History
- Name: Clinton
- Operator: Conta Costa Steam Navigation Company; San Rafael & San Quentin Railroad;
- Route: Creek Route
- Builder: Domingo Marcucci
- Completed: 1853
- Fate: Sank after collision in 1877

General characteristics
- Type: Ferry
- Tonnage: 194 GRT
- Length: 120 ft (37 m)
- Beam: 24 ft (7.3 m)
- Depth: 7 ft (2.1 m)
- Installed power: 125 hp (93 kW) low-pressure engine
- Propulsion: Two sidewheels

= Clinton (steam ferry) =

American passenger boat on San Francisco Bay (1853–1877)

Clinton was the first steam ferry built in California and used on San Francisco Bay in 1853.

==History==
Clinton was built by Domingo Marcucci in early 1853, for Charles Minturn of the Conta Costa Steam Navigation Company. She was a 194-ton, side-wheel steamer, with a walking beam and powered by a 125 hp, low-pressure engine. The vessel was 120 ft long, with a 24 ft beam and a hull 7 ft deep. She was launched 60 days from the day her keel was laid.

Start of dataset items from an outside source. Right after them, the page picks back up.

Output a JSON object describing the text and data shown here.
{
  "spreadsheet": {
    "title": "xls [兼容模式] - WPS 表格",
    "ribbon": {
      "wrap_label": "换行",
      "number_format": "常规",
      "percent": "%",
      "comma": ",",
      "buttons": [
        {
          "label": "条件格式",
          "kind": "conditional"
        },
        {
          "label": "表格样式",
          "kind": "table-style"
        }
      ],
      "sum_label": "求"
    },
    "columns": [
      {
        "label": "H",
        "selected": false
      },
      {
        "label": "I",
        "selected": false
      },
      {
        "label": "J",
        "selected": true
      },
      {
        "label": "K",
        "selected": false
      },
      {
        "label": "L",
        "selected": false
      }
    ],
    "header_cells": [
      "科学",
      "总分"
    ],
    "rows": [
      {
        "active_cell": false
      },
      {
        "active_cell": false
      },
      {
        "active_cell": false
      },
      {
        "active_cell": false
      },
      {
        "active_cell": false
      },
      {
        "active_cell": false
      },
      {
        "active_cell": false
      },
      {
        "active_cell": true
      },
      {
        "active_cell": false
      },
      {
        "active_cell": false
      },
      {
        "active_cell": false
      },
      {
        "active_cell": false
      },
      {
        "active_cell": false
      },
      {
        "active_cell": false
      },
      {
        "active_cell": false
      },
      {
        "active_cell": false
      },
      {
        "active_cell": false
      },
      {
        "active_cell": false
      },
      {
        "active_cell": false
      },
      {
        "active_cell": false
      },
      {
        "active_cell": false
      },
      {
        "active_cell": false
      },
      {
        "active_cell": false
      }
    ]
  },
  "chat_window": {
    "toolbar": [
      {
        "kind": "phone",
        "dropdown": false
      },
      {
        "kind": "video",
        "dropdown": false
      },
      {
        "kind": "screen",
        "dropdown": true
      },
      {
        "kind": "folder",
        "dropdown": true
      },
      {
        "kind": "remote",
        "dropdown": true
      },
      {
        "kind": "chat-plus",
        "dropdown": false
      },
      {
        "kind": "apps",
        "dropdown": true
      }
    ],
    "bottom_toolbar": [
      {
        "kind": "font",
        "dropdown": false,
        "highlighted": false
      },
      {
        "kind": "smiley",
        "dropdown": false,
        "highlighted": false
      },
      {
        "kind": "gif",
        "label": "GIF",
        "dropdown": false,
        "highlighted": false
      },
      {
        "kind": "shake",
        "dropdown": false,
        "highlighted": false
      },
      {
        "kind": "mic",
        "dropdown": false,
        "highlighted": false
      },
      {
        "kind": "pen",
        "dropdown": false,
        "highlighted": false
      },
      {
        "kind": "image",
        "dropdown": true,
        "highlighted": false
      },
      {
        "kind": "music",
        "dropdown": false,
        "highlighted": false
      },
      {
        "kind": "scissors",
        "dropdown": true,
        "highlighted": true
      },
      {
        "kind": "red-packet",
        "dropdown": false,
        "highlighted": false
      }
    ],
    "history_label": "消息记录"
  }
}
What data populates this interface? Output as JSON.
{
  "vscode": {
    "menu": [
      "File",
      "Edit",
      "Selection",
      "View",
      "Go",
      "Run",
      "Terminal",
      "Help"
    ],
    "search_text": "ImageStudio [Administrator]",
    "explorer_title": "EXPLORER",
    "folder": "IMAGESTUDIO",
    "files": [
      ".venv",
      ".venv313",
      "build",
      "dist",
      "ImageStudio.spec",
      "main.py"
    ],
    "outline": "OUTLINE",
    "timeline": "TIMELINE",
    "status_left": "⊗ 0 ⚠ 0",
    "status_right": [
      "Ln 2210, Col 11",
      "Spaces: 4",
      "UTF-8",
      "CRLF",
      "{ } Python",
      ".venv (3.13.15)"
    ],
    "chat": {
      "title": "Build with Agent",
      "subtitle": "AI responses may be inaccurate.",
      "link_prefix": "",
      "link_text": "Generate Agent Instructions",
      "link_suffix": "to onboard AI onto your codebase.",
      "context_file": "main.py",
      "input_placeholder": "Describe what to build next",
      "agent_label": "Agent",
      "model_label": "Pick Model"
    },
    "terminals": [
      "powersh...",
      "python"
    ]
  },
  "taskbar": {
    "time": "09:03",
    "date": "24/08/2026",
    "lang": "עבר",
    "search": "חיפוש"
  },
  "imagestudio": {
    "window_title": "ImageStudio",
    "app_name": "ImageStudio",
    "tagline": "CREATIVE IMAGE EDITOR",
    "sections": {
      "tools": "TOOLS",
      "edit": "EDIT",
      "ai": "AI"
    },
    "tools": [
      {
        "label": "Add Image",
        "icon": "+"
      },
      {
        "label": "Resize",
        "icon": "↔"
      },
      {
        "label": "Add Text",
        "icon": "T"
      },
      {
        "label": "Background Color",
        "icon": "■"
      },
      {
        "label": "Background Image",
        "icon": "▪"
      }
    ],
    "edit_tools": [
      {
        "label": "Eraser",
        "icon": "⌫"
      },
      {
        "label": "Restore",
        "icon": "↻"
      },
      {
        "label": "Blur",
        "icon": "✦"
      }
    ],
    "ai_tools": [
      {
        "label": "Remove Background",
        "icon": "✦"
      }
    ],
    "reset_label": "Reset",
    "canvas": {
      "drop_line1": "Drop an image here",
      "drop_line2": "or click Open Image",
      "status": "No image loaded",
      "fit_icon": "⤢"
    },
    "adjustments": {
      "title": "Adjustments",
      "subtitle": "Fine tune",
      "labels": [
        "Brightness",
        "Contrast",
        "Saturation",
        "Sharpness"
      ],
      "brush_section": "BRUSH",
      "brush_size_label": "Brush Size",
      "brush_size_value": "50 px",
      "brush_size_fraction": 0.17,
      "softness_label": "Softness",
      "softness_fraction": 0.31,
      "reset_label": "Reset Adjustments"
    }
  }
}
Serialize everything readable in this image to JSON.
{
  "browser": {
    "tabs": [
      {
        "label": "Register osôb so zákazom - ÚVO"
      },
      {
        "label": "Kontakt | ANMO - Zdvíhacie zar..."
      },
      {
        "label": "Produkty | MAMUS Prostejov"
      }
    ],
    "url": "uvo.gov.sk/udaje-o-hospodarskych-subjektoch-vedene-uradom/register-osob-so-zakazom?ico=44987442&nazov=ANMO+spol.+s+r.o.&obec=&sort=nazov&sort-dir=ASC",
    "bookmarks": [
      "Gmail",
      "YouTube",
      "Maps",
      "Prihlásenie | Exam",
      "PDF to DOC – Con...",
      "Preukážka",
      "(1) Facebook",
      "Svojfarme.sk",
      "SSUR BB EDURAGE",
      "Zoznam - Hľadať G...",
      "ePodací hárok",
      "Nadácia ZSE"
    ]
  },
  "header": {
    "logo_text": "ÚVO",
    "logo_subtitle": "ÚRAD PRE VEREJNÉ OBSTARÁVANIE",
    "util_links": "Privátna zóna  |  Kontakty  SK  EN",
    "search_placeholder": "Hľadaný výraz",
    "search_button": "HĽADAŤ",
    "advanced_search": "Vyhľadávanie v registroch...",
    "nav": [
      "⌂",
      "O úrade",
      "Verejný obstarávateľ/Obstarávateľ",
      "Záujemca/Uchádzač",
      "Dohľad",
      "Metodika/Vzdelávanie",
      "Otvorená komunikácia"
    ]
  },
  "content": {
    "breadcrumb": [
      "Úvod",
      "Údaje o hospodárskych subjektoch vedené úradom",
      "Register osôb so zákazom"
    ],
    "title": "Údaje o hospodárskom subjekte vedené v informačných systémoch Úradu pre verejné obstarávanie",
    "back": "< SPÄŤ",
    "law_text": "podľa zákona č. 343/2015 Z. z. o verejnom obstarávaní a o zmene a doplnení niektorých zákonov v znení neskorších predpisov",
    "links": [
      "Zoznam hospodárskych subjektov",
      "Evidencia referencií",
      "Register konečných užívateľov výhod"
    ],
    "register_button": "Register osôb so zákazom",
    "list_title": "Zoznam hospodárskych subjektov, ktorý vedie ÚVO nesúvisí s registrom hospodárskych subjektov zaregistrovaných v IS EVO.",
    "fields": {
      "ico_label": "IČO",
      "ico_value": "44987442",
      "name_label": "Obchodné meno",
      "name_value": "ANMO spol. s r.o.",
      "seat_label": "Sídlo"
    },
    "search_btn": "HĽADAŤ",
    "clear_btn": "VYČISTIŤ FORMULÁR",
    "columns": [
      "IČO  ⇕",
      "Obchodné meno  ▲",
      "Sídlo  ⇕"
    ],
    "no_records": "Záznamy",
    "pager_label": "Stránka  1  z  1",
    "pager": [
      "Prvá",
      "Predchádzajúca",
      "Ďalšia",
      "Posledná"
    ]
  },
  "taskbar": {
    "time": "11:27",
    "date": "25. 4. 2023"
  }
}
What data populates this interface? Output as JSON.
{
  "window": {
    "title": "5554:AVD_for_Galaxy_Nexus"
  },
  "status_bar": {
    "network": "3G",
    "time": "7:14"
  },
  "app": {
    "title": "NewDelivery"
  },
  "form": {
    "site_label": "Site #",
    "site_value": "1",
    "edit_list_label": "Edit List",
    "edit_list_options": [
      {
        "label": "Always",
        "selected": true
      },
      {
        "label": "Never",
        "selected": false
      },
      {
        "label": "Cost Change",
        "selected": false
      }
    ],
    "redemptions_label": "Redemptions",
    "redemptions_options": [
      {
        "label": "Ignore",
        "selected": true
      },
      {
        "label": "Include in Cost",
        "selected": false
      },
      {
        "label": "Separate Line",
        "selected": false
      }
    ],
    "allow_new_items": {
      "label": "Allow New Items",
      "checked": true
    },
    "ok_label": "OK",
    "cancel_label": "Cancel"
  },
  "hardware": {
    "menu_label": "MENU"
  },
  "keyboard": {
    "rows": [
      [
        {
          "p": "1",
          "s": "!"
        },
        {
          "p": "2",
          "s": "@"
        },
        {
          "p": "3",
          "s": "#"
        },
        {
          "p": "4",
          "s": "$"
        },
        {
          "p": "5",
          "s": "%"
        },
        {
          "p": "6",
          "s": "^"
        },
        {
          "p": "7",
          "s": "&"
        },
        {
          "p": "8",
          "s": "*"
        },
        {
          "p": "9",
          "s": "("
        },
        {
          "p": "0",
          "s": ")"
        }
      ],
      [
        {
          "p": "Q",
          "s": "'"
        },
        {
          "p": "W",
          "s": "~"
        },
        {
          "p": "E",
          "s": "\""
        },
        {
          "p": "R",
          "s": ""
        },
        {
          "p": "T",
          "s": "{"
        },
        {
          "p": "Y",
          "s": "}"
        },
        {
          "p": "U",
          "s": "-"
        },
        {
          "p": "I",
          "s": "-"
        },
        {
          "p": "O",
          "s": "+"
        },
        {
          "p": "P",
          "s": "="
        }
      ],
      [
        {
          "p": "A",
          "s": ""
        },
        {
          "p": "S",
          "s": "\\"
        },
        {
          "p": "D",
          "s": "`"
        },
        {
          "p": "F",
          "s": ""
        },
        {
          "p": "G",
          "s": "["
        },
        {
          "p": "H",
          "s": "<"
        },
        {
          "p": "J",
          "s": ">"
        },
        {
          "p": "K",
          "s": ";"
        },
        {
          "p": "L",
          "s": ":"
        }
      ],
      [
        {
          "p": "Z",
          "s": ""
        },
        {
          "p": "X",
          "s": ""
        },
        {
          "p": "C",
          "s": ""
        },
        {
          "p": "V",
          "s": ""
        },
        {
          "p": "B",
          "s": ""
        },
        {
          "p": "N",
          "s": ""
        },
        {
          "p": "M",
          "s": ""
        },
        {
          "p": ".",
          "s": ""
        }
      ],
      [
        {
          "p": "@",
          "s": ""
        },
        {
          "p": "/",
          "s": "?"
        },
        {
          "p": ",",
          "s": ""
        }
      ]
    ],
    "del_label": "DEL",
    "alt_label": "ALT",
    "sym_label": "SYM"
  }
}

She ran on the Creek Route between San Francisco and the eastern shore until 1865 when Minturn sold out his interest in the Creek Route to the railroad. In 1866, he moved the remains of his fleet to operate between San Francisco and Marin and Sonoma Counties.

In 1874, Clinton was purchased by the San Rafael & San Quentin Railroad and put on the run to San Rafael. Clinton ended her career in 1877, sinking after a collision with another ship.